Der Freigeist mit Herz und Bart gibt im Alter von 63 Jahren Einblick in seinen
musikalischen Kosmos.
• Hans Hassler, Sehr Schnee - sehr Wald, sehr. Intakt
CD 147
Lucas Niggli: Feier der Vielfalt
Lucas Niggli ist der Star des jungen Jazz in der Schweiz. 1968 geboren, gehört
der Schlagzeuger und Komponist zu jener Generation, die mit Jazztradition wie
Jazzavantgarde und in der Welt der Popmusik aufgewachsen sind. Er ist ein Repräsentant
der Jazz-Postmoderne. Instrumentaltechnisch versiert, breit gebildet, mit Energie
und Temperament beschenkt, trommelt er rockige Grooves mit der Band Steamboat
Switzerland oder begleitet sensibel die Sängerinnen Erika Stucky und Susanne
Abbuehl. Niggli hat eine eigene kompositorische Handschrift entwickelt, die
er mit seiner Band ZOOM präsentiert. Eine seiner neuen Platten trägt
den Titel Celebrate Diversity, ein Motto, das für seine ganze Arbeit, aber
auch fürs aktuelle Jazzgeschehen passt.
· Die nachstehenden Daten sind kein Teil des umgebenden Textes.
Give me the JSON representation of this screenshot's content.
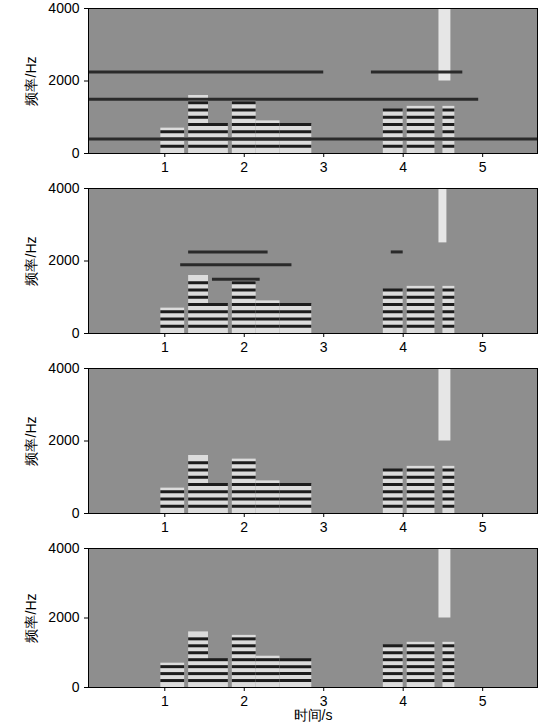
{
  "chart_data": [
    {
      "type": "spectrogram",
      "y_label": "频率/Hz",
      "xlim": [
        0.04,
        5.69
      ],
      "ylim": [
        0,
        4000
      ],
      "xticks": [
        1,
        2,
        3,
        4,
        5
      ],
      "yticks": [
        0,
        2000,
        4000
      ],
      "harmonics": [
        200,
        400,
        600,
        800,
        1000,
        1200,
        1400
      ],
      "segments": [
        {
          "start": 0.95,
          "end": 1.25,
          "top": 700
        },
        {
          "start": 1.3,
          "end": 1.55,
          "top": 1600
        },
        {
          "start": 1.55,
          "end": 1.8,
          "top": 800
        },
        {
          "start": 1.85,
          "end": 2.15,
          "top": 1500
        },
        {
          "start": 2.15,
          "end": 2.45,
          "top": 900
        },
        {
          "start": 2.45,
          "end": 2.85,
          "top": 800
        },
        {
          "start": 3.75,
          "end": 4.0,
          "top": 1200
        },
        {
          "start": 4.05,
          "end": 4.4,
          "top": 1300
        },
        {
          "start": 4.5,
          "end": 4.65,
          "top": 1300
        }
      ],
      "tones": [
        {
          "freq": 2250,
          "start": 0.04,
          "end": 3.0
        },
        {
          "freq": 2250,
          "start": 3.6,
          "end": 4.75
        },
        {
          "freq": 1500,
          "start": 0.04,
          "end": 4.95
        },
        {
          "freq": 400,
          "start": 0.04,
          "end": 5.69
        }
      ],
      "transients": [
        {
          "start": 4.45,
          "end": 4.6,
          "low": 2000,
          "high": 4000
        }
      ]
    },
    {
      "type": "spectrogram",
      "y_label": "频率/Hz",
      "xlim": [
        0.04,
        5.69
      ],
      "ylim": [
        0,
        4000
      ],
      "xticks": [
        1,
        2,
        3,
        4,
        5
      ],
      "yticks": [
        0,
        2000,
        4000
      ],
      "harmonics": [
        200,
        400,
        600,
        800,
        1000,
        1200,
        1400
      ],
      "segments": [
        {
          "start": 0.95,
          "end": 1.25,
          "top": 700
        },
        {
          "start": 1.3,
          "end": 1.55,
          "top": 1600
        },
        {
          "start": 1.55,
          "end": 1.8,
          "top": 800
        },
        {
          "start": 1.85,
          "end": 2.15,
          "top": 1500
        },
        {
          "start": 2.15,
          "end": 2.45,
          "top": 900
        },
        {
          "start": 2.45,
          "end": 2.85,
          "top": 800
        },
        {
          "start": 3.75,
          "end": 4.0,
          "top": 1200
        },
        {
          "start": 4.05,
          "end": 4.4,
          "top": 1300
        },
        {
          "start": 4.5,
          "end": 4.65,
          "top": 1300
        }
      ],
      "tones": [
        {
          "freq": 2250,
          "start": 1.3,
          "end": 2.3
        },
        {
          "freq": 2250,
          "start": 3.85,
          "end": 4.0
        },
        {
          "freq": 1900,
          "start": 1.2,
          "end": 2.6
        },
        {
          "freq": 1500,
          "start": 1.6,
          "end": 2.2
        }
      ],
      "transients": [
        {
          "start": 4.45,
          "end": 4.55,
          "low": 2500,
          "high": 4000
        }
      ]
    },
    {
      "type": "spectrogram",
      "y_label": "频率/Hz",
      "xlim": [
        0.04,
        5.69
      ],
      "ylim": [
        0,
        4000
      ],
      "xticks": [
        1,
        2,
        3,
        4,
        5
      ],
      "yticks": [
        0,
        2000,
        4000
      ],
      "harmonics": [
        200,
        400,
        600,
        800,
        1000,
        1200,
        1400
      ],
      "segments": [
        {
          "start": 0.95,
          "end": 1.25,
          "top": 700
        },
        {
          "start": 1.3,
          "end": 1.55,
          "top": 1600
        },
        {
          "start": 1.55,
          "end": 1.8,
          "top": 800
        },
        {
          "start": 1.85,
          "end": 2.15,
          "top": 1500
        },
        {
          "start": 2.15,
          "end": 2.45,
          "top": 900
        },
        {
          "start": 2.45,
          "end": 2.85,
          "top": 800
        },
        {
          "start": 3.75,
          "end": 4.0,
          "top": 1200
        },
        {
          "start": 4.05,
          "end": 4.4,
          "top": 1300
        },
        {
          "start": 4.5,
          "end": 4.65,
          "top": 1300
        }
      ],
      "tones": [],
      "transients": [
        {
          "start": 4.45,
          "end": 4.6,
          "low": 2000,
          "high": 4000
        }
      ]
    },
    {
      "type": "spectrogram",
      "y_label": "频率/Hz",
      "x_label": "时间/s",
      "xlim": [
        0.04,
        5.69
      ],
      "ylim": [
        0,
        4000
      ],
      "xticks": [
        1,
        2,
        3,
        4,
        5
      ],
      "yticks": [
        0,
        2000,
        4000
      ],
      "harmonics": [
        200,
        400,
        600,
        800,
        1000,
        1200,
        1400
      ],
      "segments": [
        {
          "start": 0.95,
          "end": 1.25,
          "top": 700
        },
        {
          "start": 1.3,
          "end": 1.55,
          "top": 1600
        },
        {
          "start": 1.55,
          "end": 1.8,
          "top": 800
        },
        {
          "start": 1.85,
          "end": 2.15,
          "top": 1500
        },
        {
          "start": 2.15,
          "end": 2.45,
          "top": 900
        },
        {
          "start": 2.45,
          "end": 2.85,
          "top": 800
        },
        {
          "start": 3.75,
          "end": 4.0,
          "top": 1200
        },
        {
          "start": 4.05,
          "end": 4.4,
          "top": 1300
        },
        {
          "start": 4.5,
          "end": 4.65,
          "top": 1300
        }
      ],
      "tones": [],
      "transients": [
        {
          "start": 4.45,
          "end": 4.6,
          "low": 2000,
          "high": 4000
        }
      ]
    }
  ]
}
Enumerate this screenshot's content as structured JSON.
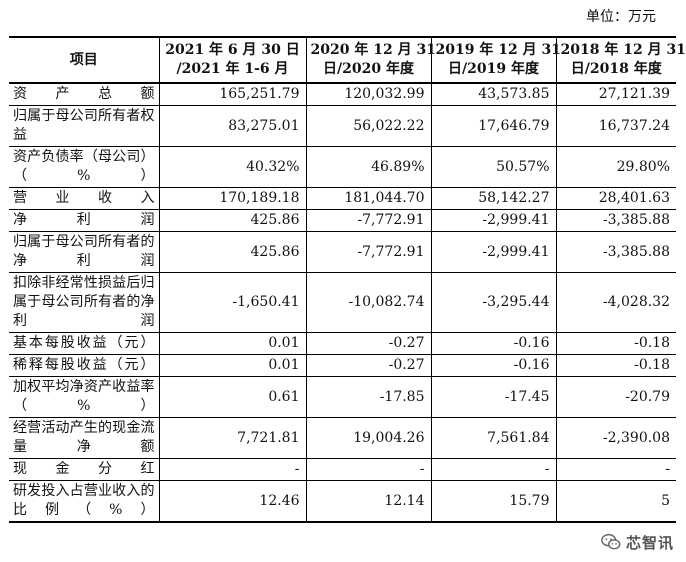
{
  "unit_label": "单位：万元",
  "headers": [
    {
      "l1": "项目",
      "l2": ""
    },
    {
      "l1": "2021 年 6 月 30 日",
      "l2": "/2021 年 1-6 月"
    },
    {
      "l1": "2020 年 12 月 31",
      "l2": "日/2020 年度"
    },
    {
      "l1": "2019 年 12 月 31",
      "l2": "日/2019 年度"
    },
    {
      "l1": "2018 年 12 月 31",
      "l2": "日/2018 年度"
    }
  ],
  "rows": [
    {
      "item": "资产总额",
      "values": [
        "165,251.79",
        "120,032.99",
        "43,573.85",
        "27,121.39"
      ]
    },
    {
      "item": "归属于母公司所有者权益",
      "values": [
        "83,275.01",
        "56,022.22",
        "17,646.79",
        "16,737.24"
      ]
    },
    {
      "item": "资产负债率（母公司）（%）",
      "values": [
        "40.32%",
        "46.89%",
        "50.57%",
        "29.80%"
      ]
    },
    {
      "item": "营业收入",
      "values": [
        "170,189.18",
        "181,044.70",
        "58,142.27",
        "28,401.63"
      ]
    },
    {
      "item": "净利润",
      "values": [
        "425.86",
        "-7,772.91",
        "-2,999.41",
        "-3,385.88"
      ]
    },
    {
      "item": "归属于母公司所有者的净利润",
      "values": [
        "425.86",
        "-7,772.91",
        "-2,999.41",
        "-3,385.88"
      ]
    },
    {
      "item": "扣除非经常性损益后归属于母公司所有者的净利润",
      "values": [
        "-1,650.41",
        "-10,082.74",
        "-3,295.44",
        "-4,028.32"
      ]
    },
    {
      "item": "基本每股收益（元）",
      "values": [
        "0.01",
        "-0.27",
        "-0.16",
        "-0.18"
      ]
    },
    {
      "item": "稀释每股收益（元）",
      "values": [
        "0.01",
        "-0.27",
        "-0.16",
        "-0.18"
      ]
    },
    {
      "item": "加权平均净资产收益率（%）",
      "values": [
        "0.61",
        "-17.85",
        "-17.45",
        "-20.79"
      ]
    },
    {
      "item": "经营活动产生的现金流量净额",
      "values": [
        "7,721.81",
        "19,004.26",
        "7,561.84",
        "-2,390.08"
      ]
    },
    {
      "item": "现金分红",
      "values": [
        "-",
        "-",
        "-",
        "-"
      ]
    },
    {
      "item": "研发投入占营业收入的比例（%）",
      "values": [
        "12.46",
        "12.14",
        "15.79",
        "5"
      ]
    }
  ],
  "watermark": {
    "text": "芯智讯",
    "icon": "wechat-icon"
  }
}
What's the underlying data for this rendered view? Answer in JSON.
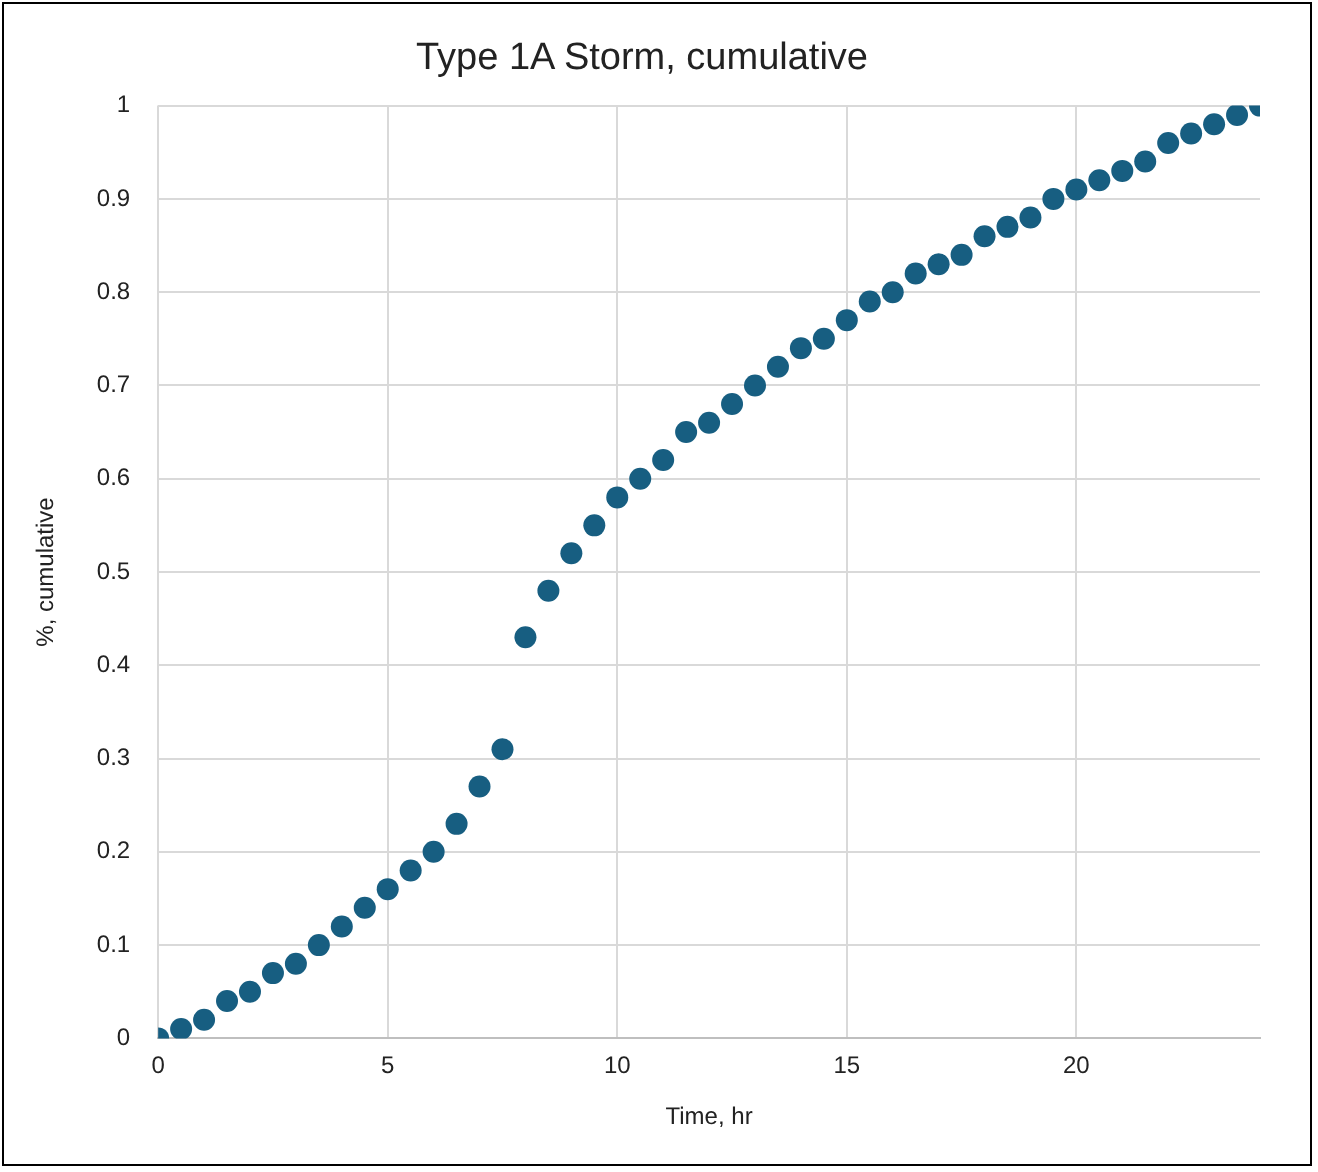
{
  "chart_data": {
    "type": "scatter",
    "title": "Type 1A Storm, cumulative",
    "xlabel": "Time, hr",
    "ylabel": "%, cumulative",
    "x": [
      0,
      0.5,
      1,
      1.5,
      2,
      2.5,
      3,
      3.5,
      4,
      4.5,
      5,
      5.5,
      6,
      6.5,
      7,
      7.5,
      8,
      8.5,
      9,
      9.5,
      10,
      10.5,
      11,
      11.5,
      12,
      12.5,
      13,
      13.5,
      14,
      14.5,
      15,
      15.5,
      16,
      16.5,
      17,
      17.5,
      18,
      18.5,
      19,
      19.5,
      20,
      20.5,
      21,
      21.5,
      22,
      22.5,
      23,
      23.5,
      24
    ],
    "series": [
      {
        "color": "#175e81",
        "values": [
          0,
          0.01,
          0.02,
          0.04,
          0.05,
          0.07,
          0.08,
          0.1,
          0.12,
          0.14,
          0.16,
          0.18,
          0.2,
          0.23,
          0.27,
          0.31,
          0.43,
          0.48,
          0.52,
          0.55,
          0.58,
          0.6,
          0.62,
          0.65,
          0.66,
          0.68,
          0.7,
          0.72,
          0.74,
          0.75,
          0.77,
          0.79,
          0.8,
          0.82,
          0.83,
          0.84,
          0.86,
          0.87,
          0.88,
          0.9,
          0.91,
          0.92,
          0.93,
          0.94,
          0.96,
          0.97,
          0.98,
          0.99,
          1
        ]
      }
    ],
    "xlim": [
      0,
      24
    ],
    "xticks": [
      0,
      5,
      10,
      15,
      20
    ],
    "ylim": [
      0,
      1
    ],
    "yticks": [
      0,
      0.1,
      0.2,
      0.3,
      0.4,
      0.5,
      0.6,
      0.7,
      0.8,
      0.9,
      1
    ],
    "grid": true,
    "legend": false,
    "marker": "circle"
  }
}
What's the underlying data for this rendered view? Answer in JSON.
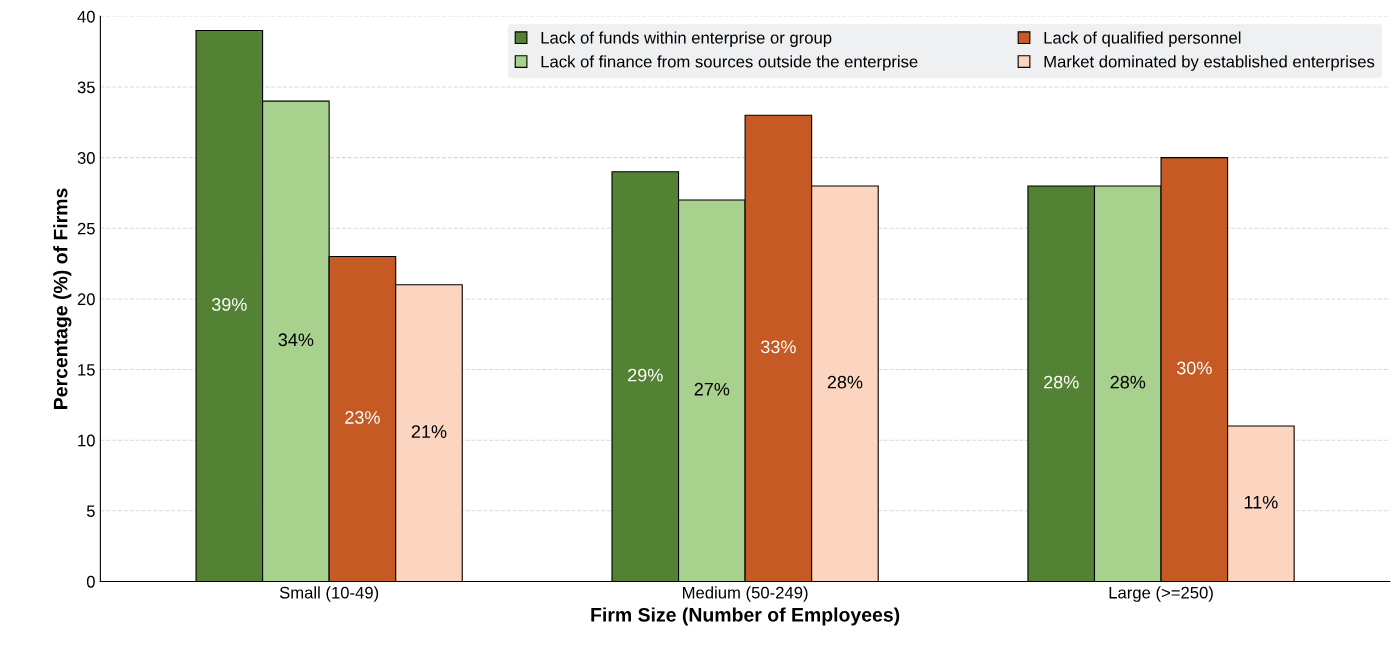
{
  "chart_data": {
    "type": "bar",
    "xlabel": "Firm Size (Number of Employees)",
    "ylabel": "Percentage (%) of Firms",
    "categories": [
      "Small (10-49)",
      "Medium (50-249)",
      "Large (>=250)"
    ],
    "series": [
      {
        "name": "Lack of funds within enterprise or group",
        "color": "#548235",
        "values": [
          39,
          29,
          28
        ],
        "value_labels": [
          "39%",
          "29%",
          "28%"
        ]
      },
      {
        "name": "Lack of finance from sources outside the enterprise",
        "color": "#a9d18e",
        "values": [
          34,
          27,
          28
        ],
        "value_labels": [
          "34%",
          "27%",
          "28%"
        ]
      },
      {
        "name": "Lack of qualified personnel",
        "color": "#c55a24",
        "values": [
          23,
          33,
          30
        ],
        "value_labels": [
          "23%",
          "33%",
          "30%"
        ]
      },
      {
        "name": "Market dominated by established enterprises",
        "color": "#fbd5bf",
        "values": [
          21,
          28,
          11
        ],
        "value_labels": [
          "21%",
          "28%",
          "11%"
        ]
      }
    ],
    "ylim": [
      0,
      40
    ],
    "yticks": [
      0,
      5,
      10,
      15,
      20,
      25,
      30,
      35,
      40
    ],
    "grid": "y",
    "legend": "top right"
  }
}
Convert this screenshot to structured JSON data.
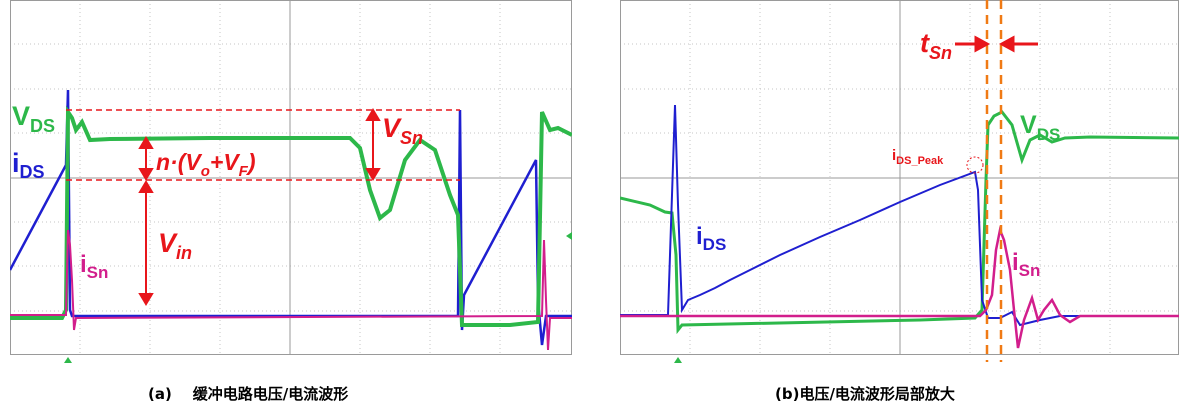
{
  "panel_a": {
    "labels": {
      "vds_main": "V",
      "vds_sub": "DS",
      "ids_main": "i",
      "ids_sub": "DS",
      "isn_main": "i",
      "isn_sub": "Sn",
      "vsn_main": "V",
      "vsn_sub": "Sn",
      "vin_main": "V",
      "vin_sub": "in",
      "formula_pre": "n·(V",
      "formula_o": "o",
      "formula_mid": "+V",
      "formula_f": "F",
      "formula_post": ")"
    },
    "caption": "(a)    缓冲电路电压/电流波形"
  },
  "panel_b": {
    "labels": {
      "vds_main": "V",
      "vds_sub": "DS",
      "ids_main": "i",
      "ids_sub": "DS",
      "isn_main": "i",
      "isn_sub": "Sn",
      "tsn_main": "t",
      "tsn_sub": "Sn",
      "peak_main": "i",
      "peak_sub": "DS_Peak"
    },
    "caption": "(b)电压/电流波形局部放大"
  },
  "colors": {
    "vds": "#2db84a",
    "ids": "#1f1fd0",
    "isn": "#d21e8c",
    "annotation": "#e8161b",
    "marker": "#f07a14",
    "grid": "#b4b4b4"
  }
}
Hier kommt seine Neigung zu kammerjazziger
Transparenz und Intimität zum Zug. Die Frankfurter Allgemeine Zeitung lobt:
„Wie vielseitig und effektiv diese fünf Stimmen miteinander umgehen,
zeigt exemplarisch ein Stück wie ,Schluss‘. Gitarre und Posaune stapfen
vorsichtig wie ein Storch durchs nasse Gras, und aus ihren sanft gesetzten Tönen
entwickelt sich eine beschwörende Klarinettenmelodie, die schließlich
zu einem Ende kommt. Mit zitterndem Blech und sanft angeschlagenen Becken antwortet
Lucas Niggli auf diese Melodie, und obwohl der Schlagzeuger in diesem Teil des
Stücks schon längst mit sich allein ist, scheinen die Töne der
Bläser und Saiteninstrumente noch immer in der Luft zu liegen. Und Schluss.“
• Lucas Niggli, Big Zoom. Celebrate Diversity.